= K. Vardachari Thiruvengadam =

Indian doctor

K.V. Thiruvengadam FRCPE is an Indian physician and medical teacher, and the son of Krishna Varadachari.

He graduated from the Stanley Medical College in Chennai (Madras) in 1950. He was the recipient of the Padma Shri award (1981) for his contributions in the medical field. During his academic career, Thiruvengadam was declared the best outgoing medical student of the Stanley Medical College and the University of Madras in 1950. He was awarded a number of prizes and medals including the Government Gold Medal of the Stanley Medical College, and the Raja of Panagal Medal for the best outgoing medical student of the University of Madras.

Thiruvengadam served for 31 years in the Madras Medical Service as a medical teacher. He has undergone training in chest diseases under The Colombo Plan in Brompton Hospital, London and the MRC Unit at Cardiff, from 1958 to 1959. He has been recognized as a medical teacher by the Medical Council of India, with the Dr. B. C. Roy Award for eminent medical teacher, and he has been regent for the International College of Chest Physicians for India. His services as a medical teacher have been recognized with distinguished service awards by the Ramachandra Medical College, and by the Diabetic Association of India. The National Board of Examination honoured him for his services as a medical teacher in 2000. The Indian Chest Society awarded Thiruvengadam the "Distinguished Chest Physician" award. He is also a recipient of the Lifetime Achievement Award of Madras Neuro Trust.

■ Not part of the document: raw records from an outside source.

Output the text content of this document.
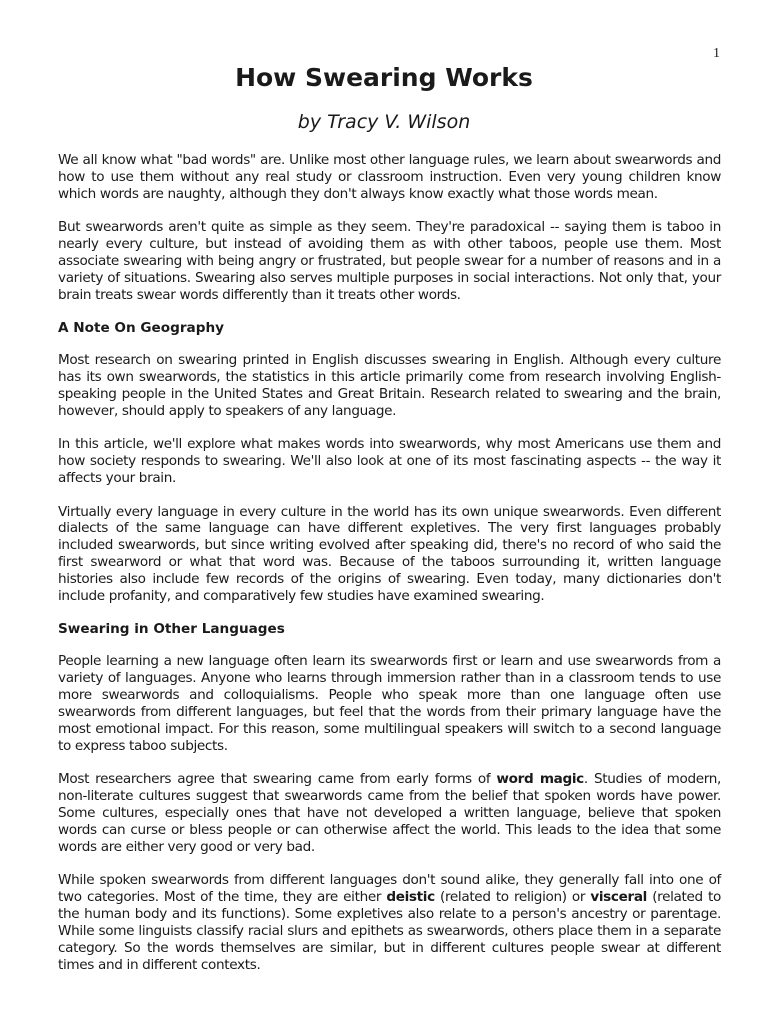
1
How Swearing Works
by Tracy V. Wilson

We all know what "bad words" are. Unlike most other language rules, we learn about swearwords and how to use them without any real study or classroom instruction. Even very young children know which words are naughty, although they don't always know exactly what those words mean.

But swearwords aren't quite as simple as they seem. They're paradoxical -- saying them is taboo in nearly every culture, but instead of avoiding them as with other taboos, people use them. Most associate swearing with being angry or frustrated, but people swear for a number of reasons and in a variety of situations. Swearing also serves multiple purposes in social interactions. Not only that, your brain treats swear words differently than it treats other words.

A Note On Geography

Most research on swearing printed in English discusses swearing in English. Although every culture has its own swearwords, the statistics in this article primarily come from research involving English-speaking people in the United States and Great Britain. Research related to swearing and the brain, however, should apply to speakers of any language.

In this article, we'll explore what makes words into swearwords, why most Americans use them and how society responds to swearing. We'll also look at one of its most fascinating aspects -- the way it affects your brain.

Virtually every language in every culture in the world has its own unique swearwords. Even different dialects of the same language can have different expletives. The very first languages probably included swearwords, but since writing evolved after speaking did, there's no record of who said the first swearword or what that word was. Because of the taboos surrounding it, written language histories also include few records of the origins of swearing. Even today, many dictionaries don't include profanity, and comparatively few studies have examined swearing.

Swearing in Other Languages

People learning a new language often learn its swearwords first or learn and use swearwords from a variety of languages. Anyone who learns through immersion rather than in a classroom tends to use more swearwords and colloquialisms. People who speak more than one language often use swearwords from different languages, but feel that the words from their primary language have the most emotional impact. For this reason, some multilingual speakers will switch to a second language to express taboo subjects.

Most researchers agree that swearing came from early forms of word magic. Studies of modern, non-literate cultures suggest that swearwords came from the belief that spoken words have power. Some cultures, especially ones that have not developed a written language, believe that spoken words can curse or bless people or can otherwise affect the world. This leads to the idea that some words are either very good or very bad.

While spoken swearwords from different languages don't sound alike, they generally fall into one of two categories. Most of the time, they are either deistic (related to religion) or visceral (related to the human body and its functions). Some expletives also relate to a person's ancestry or parentage. While some linguists classify racial slurs and epithets as swearwords, others place them in a separate category. So the words themselves are similar, but in different cultures people swear at different times and in different contexts.
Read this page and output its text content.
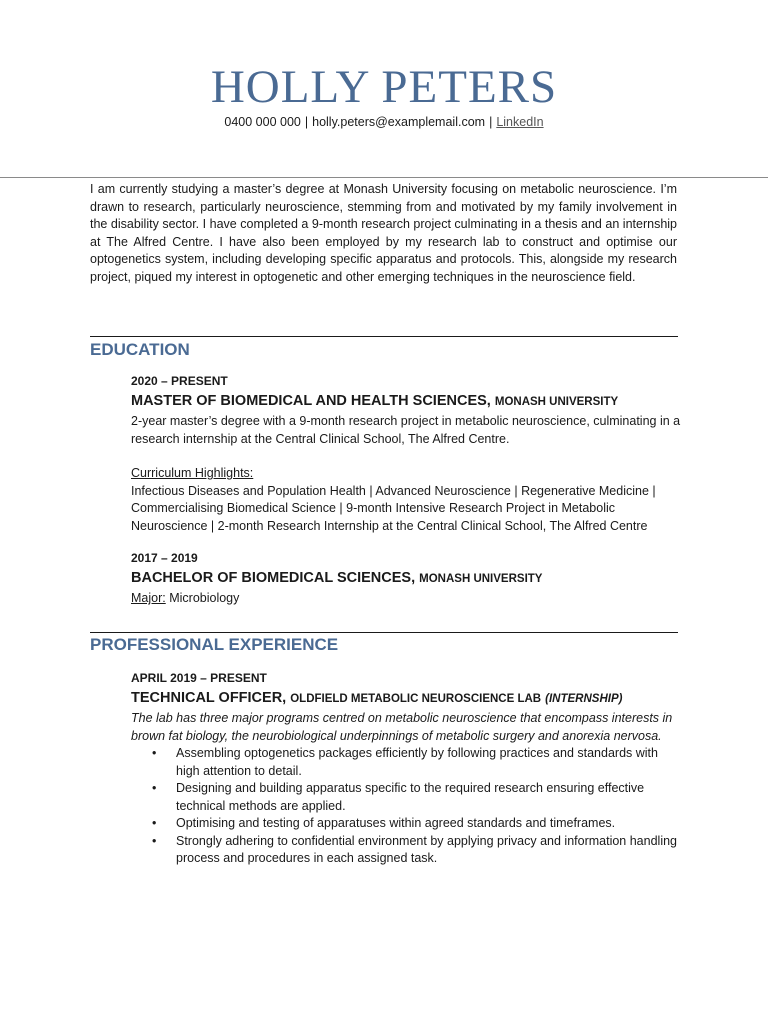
HOLLY PETERS
0400 000 000 | holly.peters@examplemail.com | LinkedIn
I am currently studying a master’s degree at Monash University focusing on metabolic neuroscience. I’m drawn to research, particularly neuroscience, stemming from and motivated by my family involvement in the disability sector. I have completed a 9-month research project culminating in a thesis and an internship at The Alfred Centre. I have also been employed by my research lab to construct and optimise our optogenetics system, including developing specific apparatus and protocols. This, alongside my research project, piqued my interest in optogenetic and other emerging techniques in the neuroscience field.
EDUCATION
2020 – PRESENT
MASTER OF BIOMEDICAL AND HEALTH SCIENCES, MONASH UNIVERSITY
2-year master’s degree with a 9-month research project in metabolic neuroscience, culminating in a research internship at the Central Clinical School, The Alfred Centre.
Curriculum Highlights:
Infectious Diseases and Population Health | Advanced Neuroscience | Regenerative Medicine | Commercialising Biomedical Science | 9-month Intensive Research Project in Metabolic Neuroscience | 2-month Research Internship at the Central Clinical School, The Alfred Centre
2017 – 2019
BACHELOR OF BIOMEDICAL SCIENCES, MONASH UNIVERSITY
Major: Microbiology
PROFESSIONAL EXPERIENCE
APRIL 2019 – PRESENT
TECHNICAL OFFICER, OLDFIELD METABOLIC NEUROSCIENCE LAB (INTERNSHIP)
The lab has three major programs centred on metabolic neuroscience that encompass interests in brown fat biology, the neurobiological underpinnings of metabolic surgery and anorexia nervosa.
• Assembling optogenetics packages efficiently by following practices and standards with high attention to detail.
• Designing and building apparatus specific to the required research ensuring effective technical methods are applied.
• Optimising and testing of apparatuses within agreed standards and timeframes.
• Strongly adhering to confidential environment by applying privacy and information handling process and procedures in each assigned task.
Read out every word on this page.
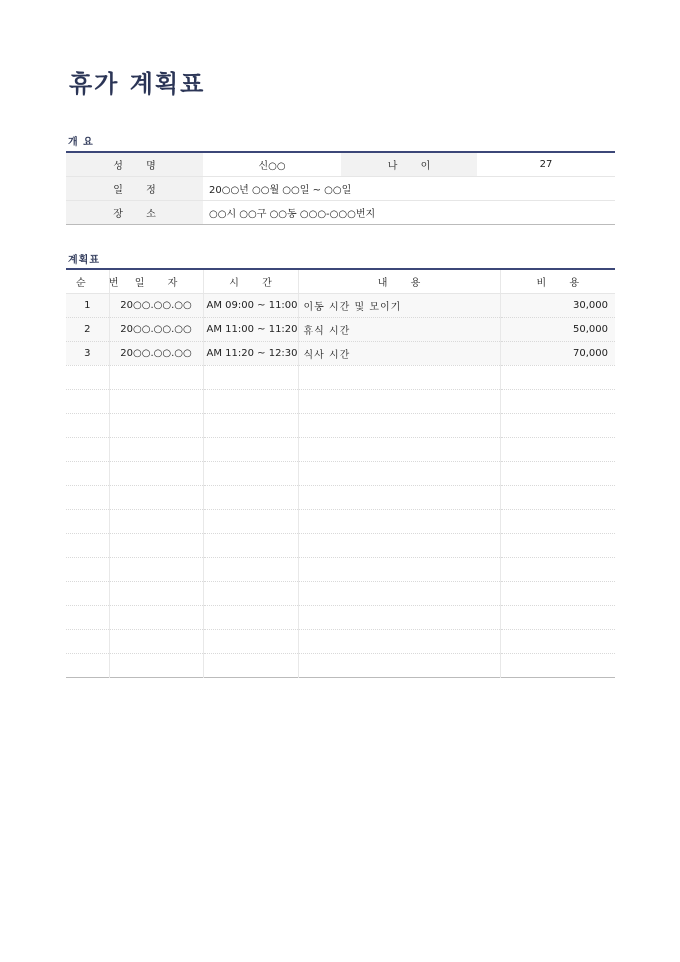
휴가 계획표
개 요
성 명	신○○	나 이	27
일 정	20○○년 ○○월 ○○일 ~ ○○일		
장 소	○○시 ○○구 ○○동 ○○○-○○○번지		
계획표
순 번	일 자	시 간	내 용	비 용
1	20○○.○○.○○	AM 09:00 ~ 11:00	이동 시간 및 모이기	30,000
2	20○○.○○.○○	AM 11:00 ~ 11:20	휴식 시간	50,000
3	20○○.○○.○○	AM 11:20 ~ 12:30	식사 시간	70,000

He has been on the Scientific Advisory Committee of the Indian Council of Medical Research, the Indian Pharmacopoeia Committee, the Board of Studies of the Dr. M.G.R. Medical University, and other institutions. As the chief of the Medicinal Chemistry Research unit of the Madras Medical College, he and his colleagues have conducted studies on indigenous medicines, especially Ayurvedic preparations. He has given a number of endowment orations, and has a large number of publications to his credit, particularly in chest diseases. He has been Chairman of a session on Antibiotics at Geneva in 1970 under the auspices of the International College of Chest Physicians.

DThiruvengadam has been a physician, in consultation practice in internal medicine, chest diseases, asthma and allergies for nearly 45 years. He is the recipient of the "For the sake of Honour" award of the Rotary Club of Madras, the "Vocational Excellence Award" of the Rotary Club of Madras Marina and "The cathedral Excellence" award of the Lions Club, for his academic work. He was elected Fellow of the Royal College of Physicians of Edinburgh in 1982, and Fellow of the National Academy of Medical Sciences in 1972. He received the Star of Stanley Award as a distinguished alumnus and teacher of Stanley Medical College in 2001. The MGR Medical University awarded him the Honorary Doctorate of Sciences in 1996. Dr. K.V. Thiruvengadam was also a student of K.S. Sanjivi, founder of the Voluntary Health Services (VHS).